Emil Kurbedinov was detained as he headed to a client's house that was being raided by law enforcement agents over purported ties to the banned Islamist group Hizb-ut-Tahrir.
Russian authorities in annexed Crimea on Thursday detained a Tatar lawyer for allegedly spreading "extremist propaganda", activists said, the latest step in an official crackdown on the pro-Ukraine Muslim community.
Emil Kurbedinov was detained as he headed to a client's house that was being raided by law enforcement agents over purported ties to the banned Islamist group Hizb-ut-Tahrir.
"They are accusing him of spreading extremist propaganda," Crimean Tatar activist Abdureshit Dzhepparov told AFP.

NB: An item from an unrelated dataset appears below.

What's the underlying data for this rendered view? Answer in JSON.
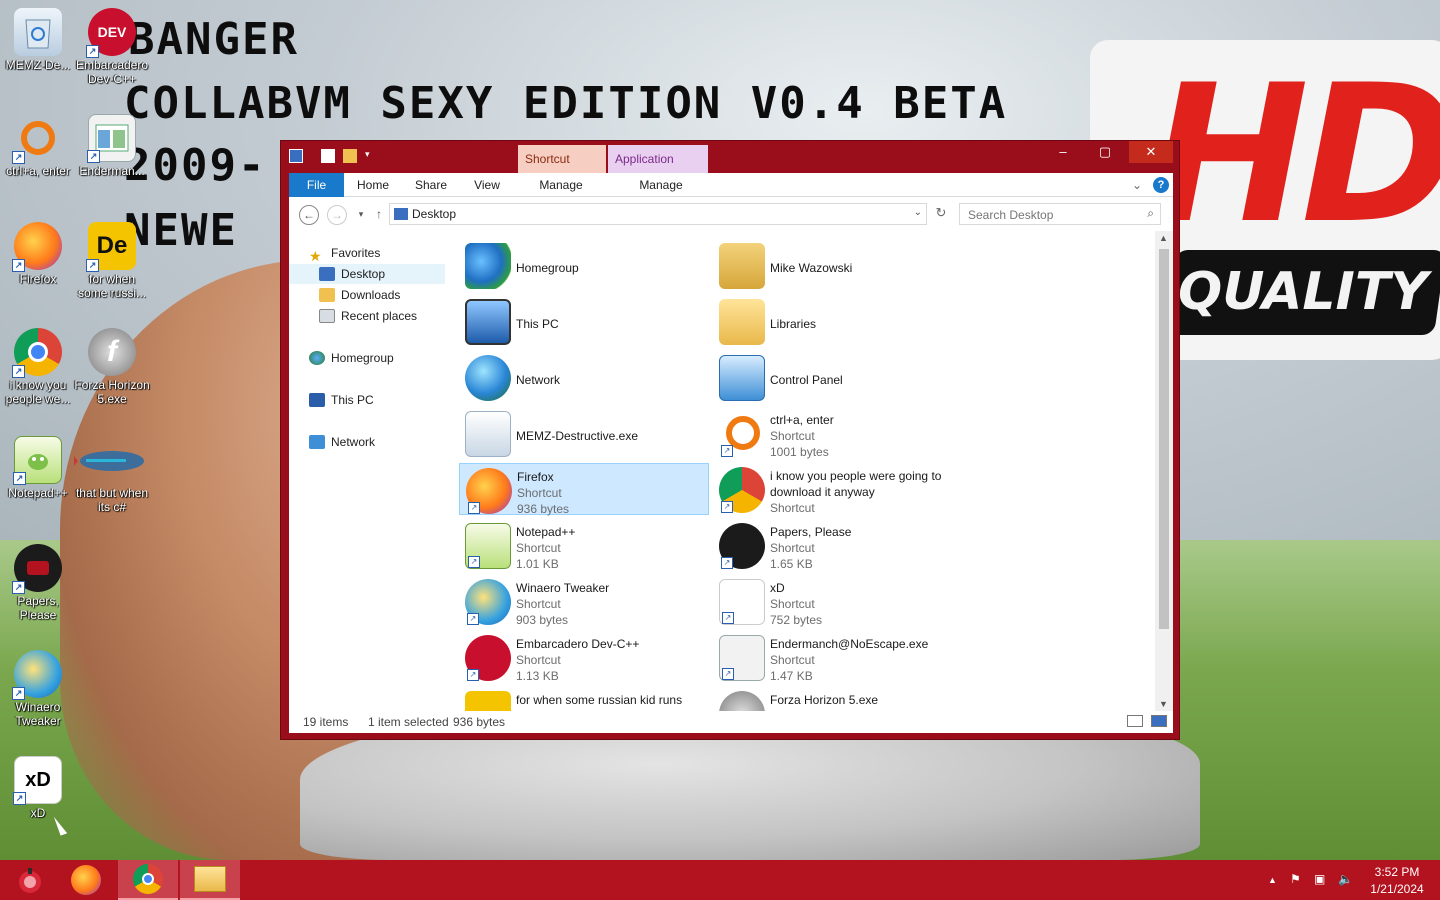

Officials in Crimea have cracked down on the region's Tatar population, who were deported by Stalin and largely opposed Moscow's 2014 takeover of the strategic Black Sea peninsula, banning their governing body and closing independent media.
Authorities have used claims of membership of Hizb-ut-Tahrir to raid homes and arrest a string of Tatars, but activists have decried the allegations as a cover for targeting their community.
Kurbedinov has represented most of the arrested Crimean Tatars.
Hizb ut-Tahrir (Party of Liberation) seeks to re-establish a caliphate -- a pan-Islamic state based on Islamic rule harking back to mediaeval times -- and has been banned in Russia since 2003.